Let's assume the company is a corporation or an LLC. Neither one has the ability to pick up and move a pen without human assistance, so obviously someone must sign all agreements on behalf of the corporation or LLC. As corporations got larger and their organizational structurez became more complex, a whole body of law developed as to who was an agent of the corporation and for what purposes. Here are some excerpts from the Civil Code, showing the section numbers:
2295. An agent is one who represents another, called the principal, in dealings with third persons. Such representation is called agency.
2296. Any person having capacity to contract may appoint an agent, and any person may be an agent.
2297. An agent for a particular act or transaction is called a special agent. All others are general agents.
2298. An agency is either actual or ostensible.
2299. An agency is actual when the agent is really employed by the principal.
2300. An agency is ostensible when the principal intentionally, or by want of ordinary care, causes a third person to believe another to be his agent who is not really employed by him.
.........
2315. An agent has such authority as the principal, actually or ostensibly, confers upon him.

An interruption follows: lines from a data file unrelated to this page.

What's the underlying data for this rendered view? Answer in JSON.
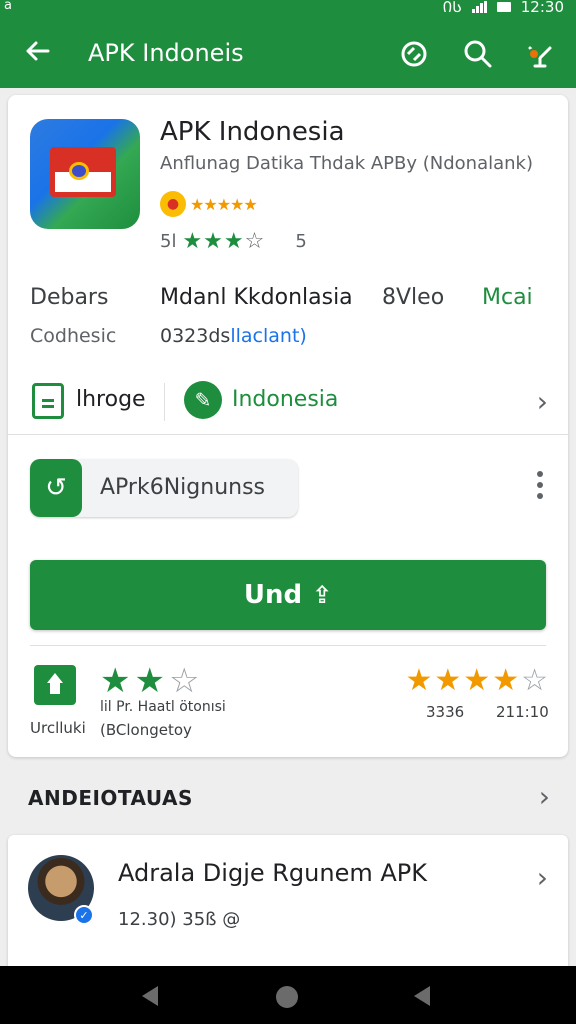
{
  "status_bar": {
    "left_glyph": "ā",
    "net": "ᲘᲡ",
    "time": "12:30"
  },
  "app_bar": {
    "title": "APK Indoneis"
  },
  "app": {
    "name": "APK Indonesia",
    "subtitle": "Anflunag Datika Thdak APBy (Ndonalank)",
    "tiny_stars": "★★★★★",
    "score": "5l",
    "stars": {
      "filled": "★★★",
      "empty": "☆"
    },
    "count": "5"
  },
  "info": {
    "label1": "Debars",
    "label2": "Mdanl Kkdonlasia",
    "label3": "8Vleo",
    "label4": "Mcai",
    "label5": "Codhesic",
    "label6_part1": "0323ds",
    "label6_part2": "llaclant)"
  },
  "chips": {
    "first": "lhroge",
    "second": "Indonesia"
  },
  "installer": {
    "label": "APrk6Nignunss"
  },
  "primary_button": {
    "label": "Und",
    "icon": "⇪"
  },
  "ratings": {
    "home_label": "Urclluki",
    "left_stars": {
      "filled": "★★",
      "empty": "☆"
    },
    "left_line1": "lil Pr. Haatl ötonısi",
    "left_line2": "(BClongetoy",
    "right_stars": {
      "filled": "★★★★",
      "empty": "☆"
    },
    "right_val1": "3336",
    "right_val2": "211:10"
  },
  "section": {
    "title": "ANDEIOTAUAS"
  },
  "review": {
    "title": "Adrala Digje Rgunem APK",
    "meta": "12.30) 35ß @"
  },
  "colors": {
    "brand_green": "#1e8e3e",
    "star_orange": "#f29900",
    "link_blue": "#1a73e8"
  }
}
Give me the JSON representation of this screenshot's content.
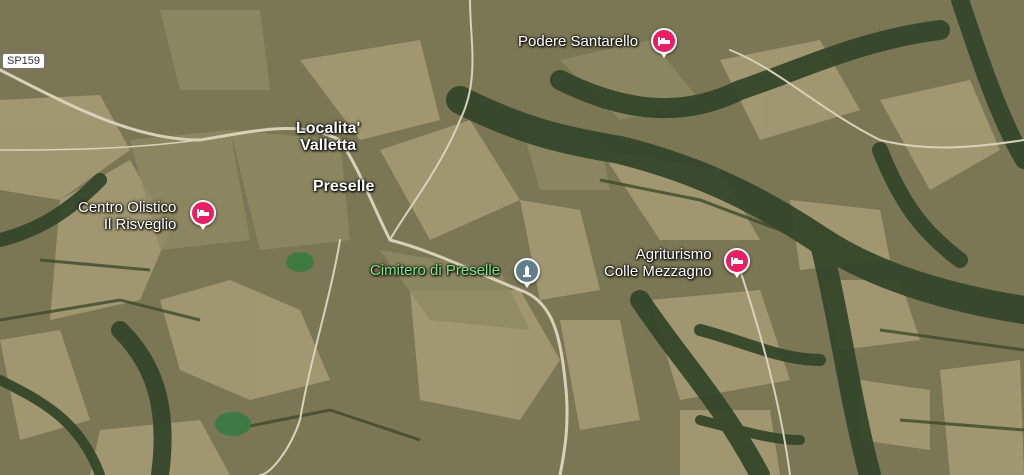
{
  "road_shield": "SP159",
  "places": {
    "podere": "Podere Santarello",
    "localita_line1": "Localita'",
    "localita_line2": "Valletta",
    "preselle": "Preselle",
    "centro_line1": "Centro Olistico",
    "centro_line2": "Il Risveglio",
    "cimitero": "Cimitero di Preselle",
    "agri_line1": "Agriturismo",
    "agri_line2": "Colle Mezzagno"
  },
  "icons": {
    "lodging": "bed-icon",
    "cemetery": "monument-icon"
  },
  "colors": {
    "lodging_pin": "#e91e63",
    "cemetery_pin": "#5f7f8a",
    "park_label": "#7fe38a"
  }
}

In practice, the ostensible authority of a corporate agent is usually related to the person's title, and to a lesser extent by what the agent claims to possess. A corporation's office manager probably has ostensible, if not actual, authority to order copier paper from OfficeMax, and hence can bind the corporation to pay for ordered paper. On the other hand, a vice president probably does not have ostensible authority to approve a merger, but may have the power to bind the corporation to a five-year commercial lease.
Many contracts require the person who signs on behalf of the corporation or LLC to sign under the words "hereto duly authorized" or the like, to signify that the signer holds himself out to be a duly-authorized and empowered agent of the entity.